В результате были выбраны братья Маркс, Эйнштейн, Мартин Бубер, Фрейд, Гертруда Стайн, Франц Кафка, Гершвин, Голда Меир, Луис Брандайз и Сара Бернар.
Судя по всему, последнее слово всегда оставалось за Фельдманом. Уорхол, например, сроду не слышал имени Мартина Бубера2, но Бубер попал в отборную десятку (при этом Фельдман признаётся, что и сам в те поры не читал Бубера, просто слышал имя). А когда Уорхол захотел включить в серию Амадео Модильяни, Фельдман настоял, что Модильяни нужно заменить Луисом Брандайсом (первый еврей, ставшим членом Верховного суда США).
В остальном, всё было, как обычно. Уорхол выбрал наиболее эффектные фотографии утверждённых персонажей, переснял эти фотографии, при помощи проектора разогнал их метр на метр и изготовил пять комплектов по десять холстов в каждом, плюс ещё пять некомплектных холстов. Одновременно при помощи того же проектора, шёлковой сетки и ракеля было сделано 200 комплектов оттисков.

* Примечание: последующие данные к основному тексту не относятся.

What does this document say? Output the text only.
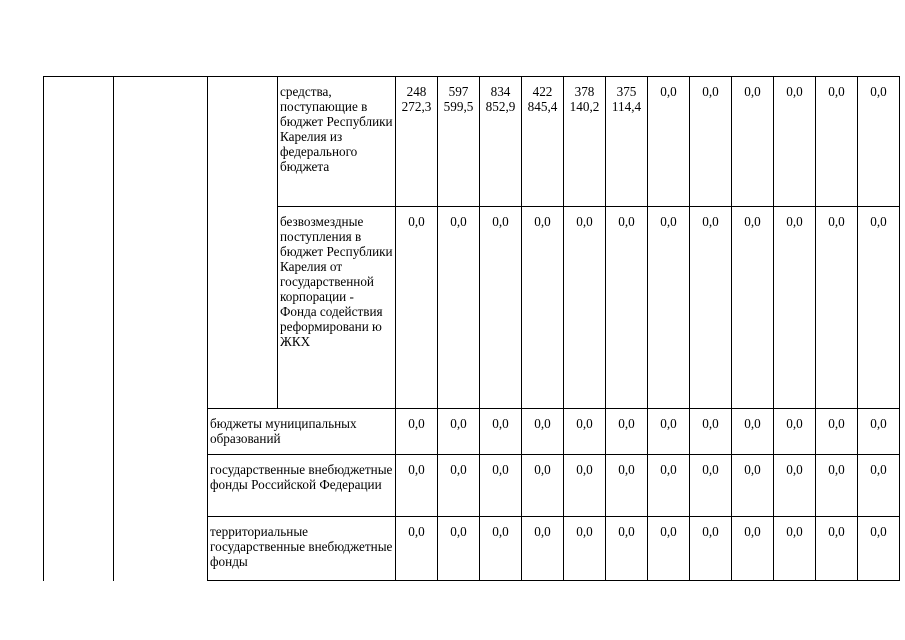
			средства, поступающие в бюджет Республики Карелия из федерального бюджета	248 272,3	597 599,5	834 852,9	422 845,4	378 140,2	375 114,4	0,0	0,0	0,0	0,0	0,0	0,0
			безвозмездные поступления в бюджет Республики Карелия от государственной корпорации - Фонда содействия реформировани ю ЖКХ	0,0	0,0	0,0	0,0	0,0	0,0	0,0	0,0	0,0	0,0	0,0	0,0
		бюджеты муниципальных образований		0,0	0,0	0,0	0,0	0,0	0,0	0,0	0,0	0,0	0,0	0,0	0,0
		государственные внебюджетные фонды Российской Федерации		0,0	0,0	0,0	0,0	0,0	0,0	0,0	0,0	0,0	0,0	0,0	0,0
		территориальные государственные внебюджетные фонды		0,0	0,0	0,0	0,0	0,0	0,0	0,0	0,0	0,0	0,0	0,0	0,0
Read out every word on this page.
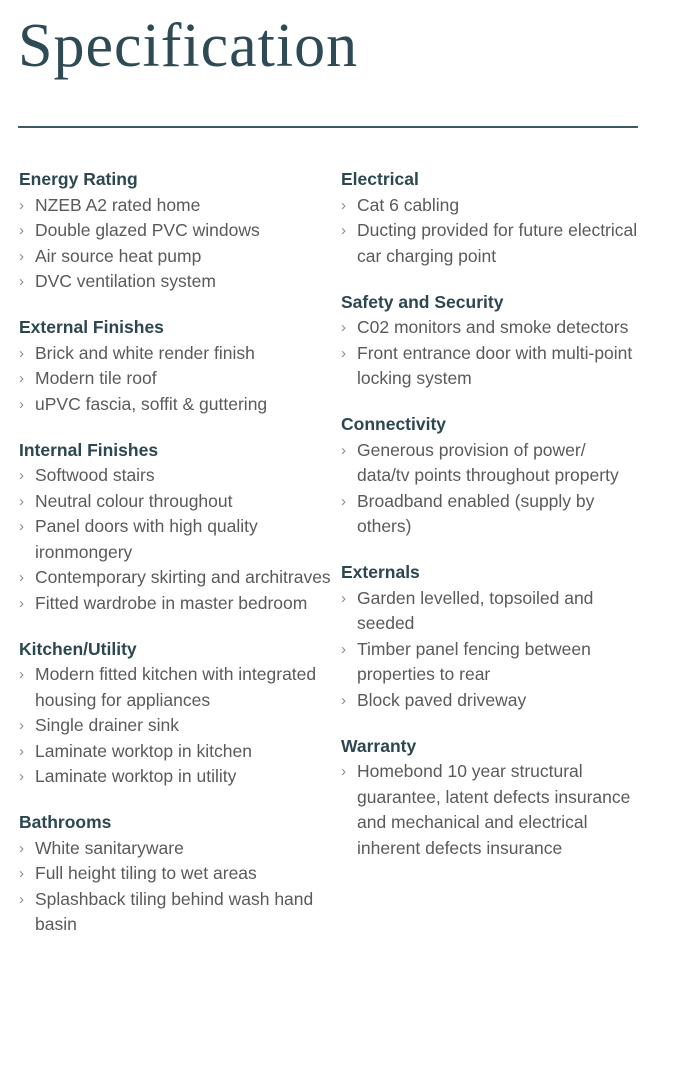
Specification
Energy Rating
› NZEB A2 rated home
› Double glazed PVC windows
› Air source heat pump
› DVC ventilation system
External Finishes
› Brick and white render finish
› Modern tile roof
› uPVC fascia, soffit & guttering
Internal Finishes
› Softwood stairs
› Neutral colour throughout
› Panel doors with high quality ironmongery
› Contemporary skirting and architraves
› Fitted wardrobe in master bedroom
Kitchen/Utility
› Modern fitted kitchen with integrated housing for appliances
› Single drainer sink
› Laminate worktop in kitchen
› Laminate worktop in utility
Bathrooms
› White sanitaryware
› Full height tiling to wet areas
› Splashback tiling behind wash hand basin
Electrical
› Cat 6 cabling
› Ducting provided for future electrical car charging point
Safety and Security
› C02 monitors and smoke detectors
› Front entrance door with multi-point locking system
Connectivity
› Generous provision of power/ data/tv points throughout property
› Broadband enabled (supply by others)
Externals
› Garden levelled, topsoiled and seeded
› Timber panel fencing between properties to rear
› Block paved driveway
Warranty
› Homebond 10 year structural guarantee, latent defects insurance and mechanical and electrical inherent defects insurance
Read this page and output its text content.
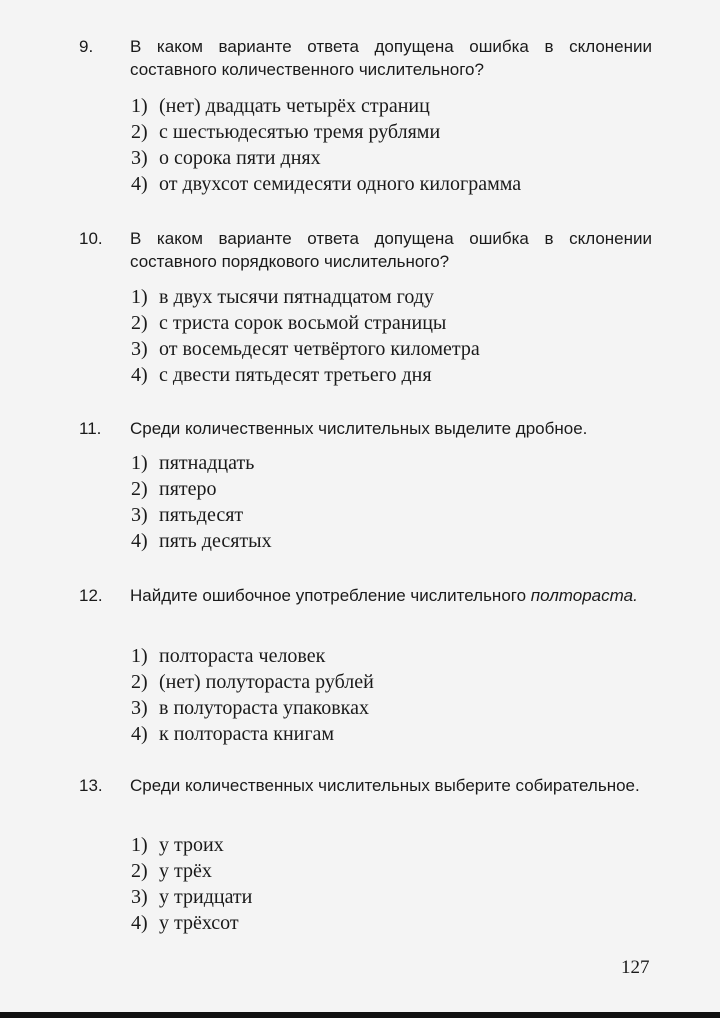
9. В каком варианте ответа допущена ошибка в склонении составного количественного числительного?
1) (нет) двадцать четырёх страниц
2) с шестьюдесятью тремя рублями
3) о сорока пяти днях
4) от двухсот семидесяти одного килограмма
10. В каком варианте ответа допущена ошибка в склонении составного порядкового числительного?
1) в двух тысячи пятнадцатом году
2) с триста сорок восьмой страницы
3) от восемьдесят четвёртого километра
4) с двести пятьдесят третьего дня
11. Среди количественных числительных выделите дробное.
1) пятнадцать
2) пятеро
3) пятьдесят
4) пять десятых
12. Найдите ошибочное употребление числительного полтораста.
1) полтораста человек
2) (нет) полутораста рублей
3) в полутораста упаковках
4) к полтораста книгам
13. Среди количественных числительных выберите собирательное.
1) у троих
2) у трёх
3) у тридцати
4) у трёхсот
127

19 февраля 1980 года Уорхол записал в своём дневнике: "Рон Фельдман зашёл, и мы просмотрели с ним весь комплект. Это была хорошая идея — "Десять евреев" будут продаваться".
Они — Уорхол и Фельдман — не ошиблись: товар пошел бойко. Оттиски — по 2-3 тысячи долларов за штуку, холсты — по 40 тысяч за штуку, либо по 300 тысяч за комплект из десяти.

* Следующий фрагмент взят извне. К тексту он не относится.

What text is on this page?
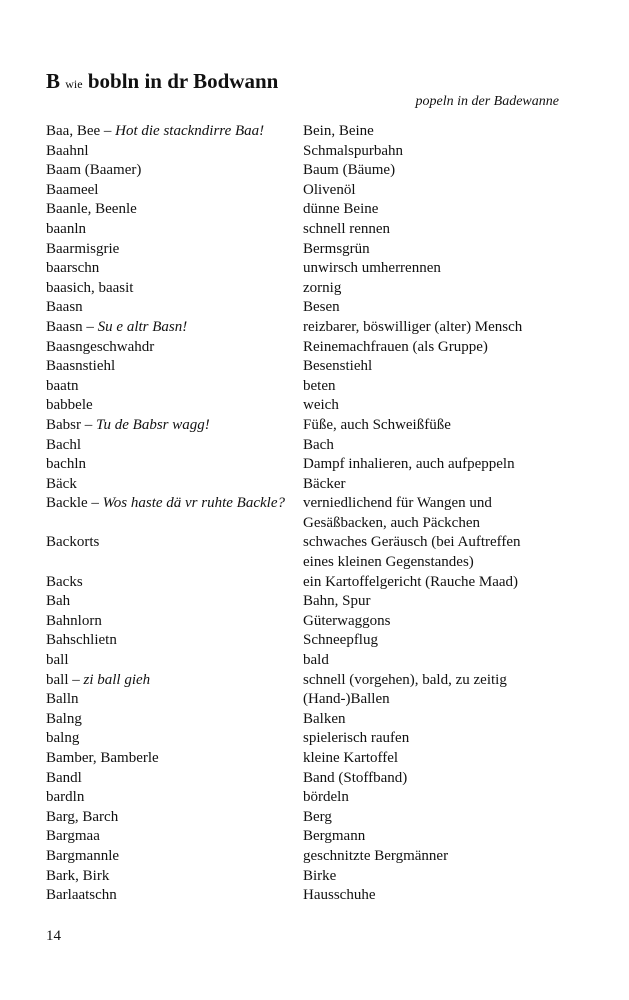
B wie bobln in dr Bodwann
popeln in der Badewanne
Baa, Bee – Hot die stackndirre Baa!	Bein, Beine
Baahnl	Schmalspurbahn
Baam (Baamer)	Baum (Bäume)
Baameel	Olivenöl
Baanle, Beenle	dünne Beine
baanln	schnell rennen
Baarmisgrie	Bermsgrün
baarschn	unwirsch umherrennen
baasich, baasit	zornig
Baasn	Besen
Baasn – Su e altr Basn!	reizbarer, böswilliger (alter) Mensch
Baasngeschwahdr	Reinemachfrauen (als Gruppe)
Baasnstiehl	Besenstiehl
baatn	beten
babbele	weich
Babsr – Tu de Babsr wagg!	Füße, auch Schweißfüße
Bachl	Bach
bachln	Dampf inhalieren, auch aufpeppeln
Bäck	Bäcker
Backle – Wos haste dä vr ruhte Backle?	verniedlichend für Wangen und
Gesäßbacken, auch Päckchen
Backorts	schwaches Geräusch (bei Auftreffen
eines kleinen Gegenstandes)
Backs	ein Kartoffelgericht (Rauche Maad)
Bah	Bahn, Spur
Bahnlorn	Güterwaggons
Bahschlietn	Schneepflug
ball	bald
ball – zi ball gieh	schnell (vorgehen), bald, zu zeitig
Balln	(Hand-)Ballen
Balng	Balken
balng	spielerisch raufen
Bamber, Bamberle	kleine Kartoffel
Bandl	Band (Stoffband)
bardln	bördeln
Barg, Barch	Berg
Bargmaa	Bergmann
Bargmannle	geschnitzte Bergmänner
Bark, Birk	Birke
Barlaatschn	Hausschuhe
14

Фельдман организовал целую серию выставок: в Еврейском центре в Роквилле (Мэриленд), в университете города Майами (Флорида) и в нью-йоркском Еврейском музее.
Всё с этой затеей было настолько очевидно, что и критики не сдерживались и не очень-то выбирали выражения. Нью-Йоркская газета "Вилидж Войс" назвала проект "глубоко лицемерным и циничным". Большую статью посвятил выставке ведущий критик "Нью-Йорк Таймс" Хилтон Крамер:
"Нельзя сказать, что выставка Энди Уорхола в Еврейском музее прибавляет что-то существенное к перечню огорчений и страданий, перенесённых еврейским народом за его долгую историю. Разумеется, выставка вульгарна. Она пропитана коммерциализмом, а её значение для искусства — нулевое. То, как выставка Уорхола эксплуатирует образы своих героев, — не озаботившись хоть чуть-чуть понять и показать реальную значимость этих людей — было бы оскорбительно для евреев, если бы автор уже не обработал тем же безвкусным манером множество персонажей других национальностей".

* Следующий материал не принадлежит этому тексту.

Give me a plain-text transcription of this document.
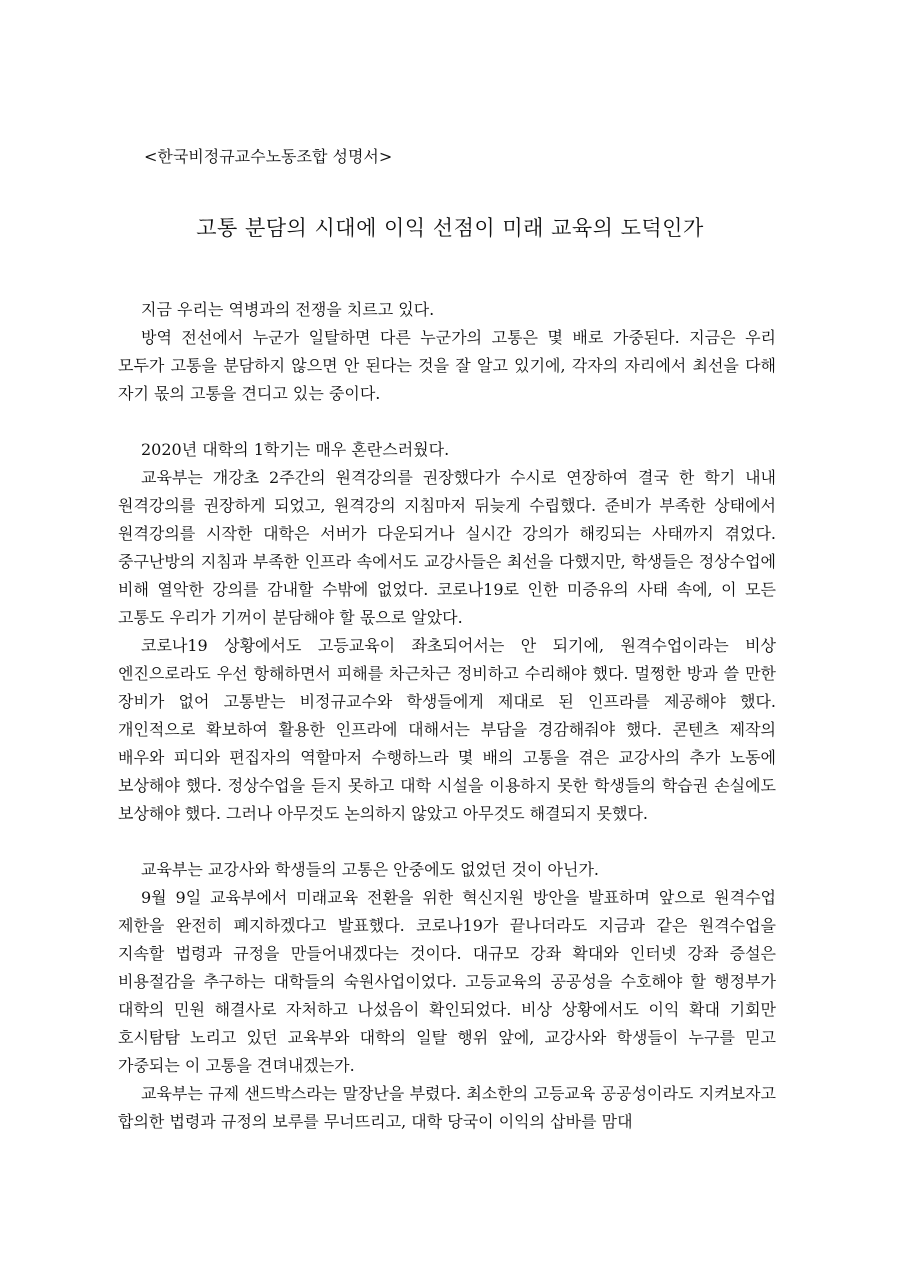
<한국비정규교수노동조합 성명서>
고통 분담의 시대에 이익 선점이 미래 교육의 도덕인가

지금 우리는 역병과의 전쟁을 치르고 있다.

방역 전선에서 누군가 일탈하면 다른 누군가의 고통은 몇 배로 가중된다. 지금은 우리 모두가 고통을 분담하지 않으면 안 된다는 것을 잘 알고 있기에, 각자의 자리에서 최선을 다해 자기 몫의 고통을 견디고 있는 중이다.

2020년 대학의 1학기는 매우 혼란스러웠다.

교육부는 개강초 2주간의 원격강의를 권장했다가 수시로 연장하여 결국 한 학기 내내 원격강의를 권장하게 되었고, 원격강의 지침마저 뒤늦게 수립했다. 준비가 부족한 상태에서 원격강의를 시작한 대학은 서버가 다운되거나 실시간 강의가 해킹되는 사태까지 겪었다. 중구난방의 지침과 부족한 인프라 속에서도 교강사들은 최선을 다했지만, 학생들은 정상수업에 비해 열악한 강의를 감내할 수밖에 없었다. 코로나19로 인한 미증유의 사태 속에, 이 모든 고통도 우리가 기꺼이 분담해야 할 몫으로 알았다.

코로나19 상황에서도 고등교육이 좌초되어서는 안 되기에, 원격수업이라는 비상 엔진으로라도 우선 항해하면서 피해를 차근차근 정비하고 수리해야 했다. 멀쩡한 방과 쓸 만한 장비가 없어 고통받는 비정규교수와 학생들에게 제대로 된 인프라를 제공해야 했다. 개인적으로 확보하여 활용한 인프라에 대해서는 부담을 경감해줘야 했다. 콘텐츠 제작의 배우와 피디와 편집자의 역할마저 수행하느라 몇 배의 고통을 겪은 교강사의 추가 노동에 보상해야 했다. 정상수업을 듣지 못하고 대학 시설을 이용하지 못한 학생들의 학습권 손실에도 보상해야 했다. 그러나 아무것도 논의하지 않았고 아무것도 해결되지 못했다.

교육부는 교강사와 학생들의 고통은 안중에도 없었던 것이 아닌가.

9월 9일 교육부에서 미래교육 전환을 위한 혁신지원 방안을 발표하며 앞으로 원격수업 제한을 완전히 폐지하겠다고 발표했다. 코로나19가 끝나더라도 지금과 같은 원격수업을 지속할 법령과 규정을 만들어내겠다는 것이다. 대규모 강좌 확대와 인터넷 강좌 증설은 비용절감을 추구하는 대학들의 숙원사업이었다. 고등교육의 공공성을 수호해야 할 행정부가 대학의 민원 해결사로 자처하고 나섰음이 확인되었다. 비상 상황에서도 이익 확대 기회만 호시탐탐 노리고 있던 교육부와 대학의 일탈 행위 앞에, 교강사와 학생들이 누구를 믿고 가중되는 이 고통을 견뎌내겠는가.

교육부는 규제 샌드박스라는 말장난을 부렸다. 최소한의 고등교육 공공성이라도 지켜보자고 합의한 법령과 규정의 보루를 무너뜨리고, 대학 당국이 이익의 삽바를 맘대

С тех пор прошло без малого тридцать лет. Имя Энди Уорхола занесено в список классиков, любая его работа толкуется и перетолковывается конклавом дипломированных искусствоведов, и простой вопрос: "Имеют ли эти десять портретов какой-то смысл?" — незаметно подменён вопросом: "Какие новые глубины мы можем в этих портретах обнаружить?".
Надо сказать, что это — типичный пример подмены: сначала подмены смысла оригинальностью, а затем подмены оригинальности клишированными образами, иронически переосмысленными имиджами массовой культуры. А потом наступает момент, когда и ирония становится лишней. Поскольку то, над чем иронизировали, перемещается из нейтрально-отчуждённого — ничьего — в твоё личное, а сам ты из аутсайдера уже перебрался в истеблишмент. В результате единственным содержанием твоего творчества становится твоя подпись в правом нижнем углу холста (либо любой иной способ авторизации результата).
Ну, разумеется, сотни докторов и кандидатов искусствоведческих наук будут выкрикивать заклятия, взятые из ими же написанных книг, но при всём уважении к пухлым диссертациям и докторским дипломам, не стоит забывать, что дважды два в любом случае четыре.
Что такое портрет (живописный, скульптурный, фотографический, литературный)? Изображение человека, передающее не только внешний облик портретируемого, но и раскрывающее внутренний его мир, а в идеале — находящее в его индивидуальных чертах общечеловеческие качества. Само собой разумеется, что перед нами не объективное изображение (таких не бывает в природе), а изображение, преломлённое сознанием и интуицией художника. Таково любое произведение искусства.
Моя любимая аналогия — полупрозрачное зеркало. То, что позади стекла (ваш объект), — вы видите сквозь стекло, то, что перед ним (вы сами), — отражается в том же стекле. Называйте возникшее изображение как хотите: собственным взглядом на вещи, кентавром, аберрацией, оптическим обманом. Речь не об этом. Речь о том, что произведение искусства, в нашем случае, портрет, всегда складывается из двух отражений — объекта и автора.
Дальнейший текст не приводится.